The sentences.append(window) from line 51 should go before the if condition. Otherwise, sentences will miss the last chunk of the text.

    for i in range(0, len(text_tokens), step_size):
        window = text_tokens[i : i + window_size]
        sentences.append(window)  # Here!
        if len(window) < window_size:
            break

@StephanieBecker
Copy link

StephanieBecker commented Jul 24, 2023

Thanks for sharing it. I discovered this website when looking for a better platform. by Visiting the website link who can do my essay for me. Their essay writers are skilled and knowledgeable, and they always deliver well-researched and original content. I trust them with my assignments and have never been disappointed.

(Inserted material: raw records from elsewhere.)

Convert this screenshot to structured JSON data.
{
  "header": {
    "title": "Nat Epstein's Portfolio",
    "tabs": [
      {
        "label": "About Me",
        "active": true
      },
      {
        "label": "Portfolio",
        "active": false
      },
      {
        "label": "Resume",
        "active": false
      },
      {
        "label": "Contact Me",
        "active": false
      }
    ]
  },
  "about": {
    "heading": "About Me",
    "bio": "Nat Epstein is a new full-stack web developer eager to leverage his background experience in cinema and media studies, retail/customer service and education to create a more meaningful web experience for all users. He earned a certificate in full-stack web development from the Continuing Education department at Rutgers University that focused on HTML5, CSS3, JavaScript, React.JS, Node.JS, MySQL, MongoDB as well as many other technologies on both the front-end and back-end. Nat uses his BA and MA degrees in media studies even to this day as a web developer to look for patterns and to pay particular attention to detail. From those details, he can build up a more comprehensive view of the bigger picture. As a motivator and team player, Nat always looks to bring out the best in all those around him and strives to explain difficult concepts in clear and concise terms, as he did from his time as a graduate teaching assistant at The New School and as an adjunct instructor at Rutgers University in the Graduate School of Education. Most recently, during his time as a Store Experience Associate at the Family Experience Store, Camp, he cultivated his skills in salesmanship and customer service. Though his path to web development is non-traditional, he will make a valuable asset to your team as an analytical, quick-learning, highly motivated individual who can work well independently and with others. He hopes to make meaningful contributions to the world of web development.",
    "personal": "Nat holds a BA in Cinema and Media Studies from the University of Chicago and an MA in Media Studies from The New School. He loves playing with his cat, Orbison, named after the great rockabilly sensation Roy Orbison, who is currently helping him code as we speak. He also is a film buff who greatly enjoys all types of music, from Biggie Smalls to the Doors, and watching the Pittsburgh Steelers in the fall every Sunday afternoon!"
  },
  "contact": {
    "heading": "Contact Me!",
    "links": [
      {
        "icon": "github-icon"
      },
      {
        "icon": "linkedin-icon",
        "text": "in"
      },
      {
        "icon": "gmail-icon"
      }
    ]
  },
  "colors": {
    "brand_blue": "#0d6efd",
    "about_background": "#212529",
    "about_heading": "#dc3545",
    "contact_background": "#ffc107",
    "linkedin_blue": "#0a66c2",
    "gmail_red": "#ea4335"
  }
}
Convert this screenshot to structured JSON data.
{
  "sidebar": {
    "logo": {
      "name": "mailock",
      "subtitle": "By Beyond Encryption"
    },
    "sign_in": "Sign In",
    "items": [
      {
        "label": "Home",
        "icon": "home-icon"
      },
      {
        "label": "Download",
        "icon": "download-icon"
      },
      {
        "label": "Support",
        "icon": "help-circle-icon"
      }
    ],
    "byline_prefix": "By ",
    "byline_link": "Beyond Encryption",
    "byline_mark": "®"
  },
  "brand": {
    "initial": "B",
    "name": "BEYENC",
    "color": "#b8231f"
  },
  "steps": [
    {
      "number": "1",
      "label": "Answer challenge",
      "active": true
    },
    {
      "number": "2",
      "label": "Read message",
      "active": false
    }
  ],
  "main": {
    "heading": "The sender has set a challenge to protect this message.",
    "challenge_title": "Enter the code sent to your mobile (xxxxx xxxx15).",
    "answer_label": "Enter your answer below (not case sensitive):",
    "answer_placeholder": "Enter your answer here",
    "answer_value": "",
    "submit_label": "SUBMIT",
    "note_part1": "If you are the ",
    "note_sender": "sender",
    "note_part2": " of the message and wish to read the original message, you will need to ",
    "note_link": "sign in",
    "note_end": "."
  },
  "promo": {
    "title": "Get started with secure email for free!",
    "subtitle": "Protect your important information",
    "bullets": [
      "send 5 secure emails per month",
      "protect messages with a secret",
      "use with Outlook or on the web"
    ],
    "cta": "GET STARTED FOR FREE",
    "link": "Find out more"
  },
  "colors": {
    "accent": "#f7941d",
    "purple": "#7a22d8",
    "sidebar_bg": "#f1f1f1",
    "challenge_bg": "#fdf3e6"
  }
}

Thank you, EduBirdie, for making my college journey smoother!

@aibinary
Copy link

aibinary commented Aug 4, 2023

Hey Abhishek,
Am stuck with "fatal error: cannot execute ‘cc1obj’: execvp: No such file or directory".
Am on Ubuntu. I tried changing permissions of gcc, reinstalling build essentials etc but still getting the same error at compilation.
any idea on how to fix this?

@Aekansh-Ak
Copy link

Indeed very nice explanation in the video. I have a request though, I created something like this with vector databases but I was getting very bad responses when the program encounters a pdf document which has both tables and text and the context of the documents in somewhat a dependent on the combination of both. I am not able to figure out how to deal with this kind of problem. Would be a great help if you can suggest something on this line.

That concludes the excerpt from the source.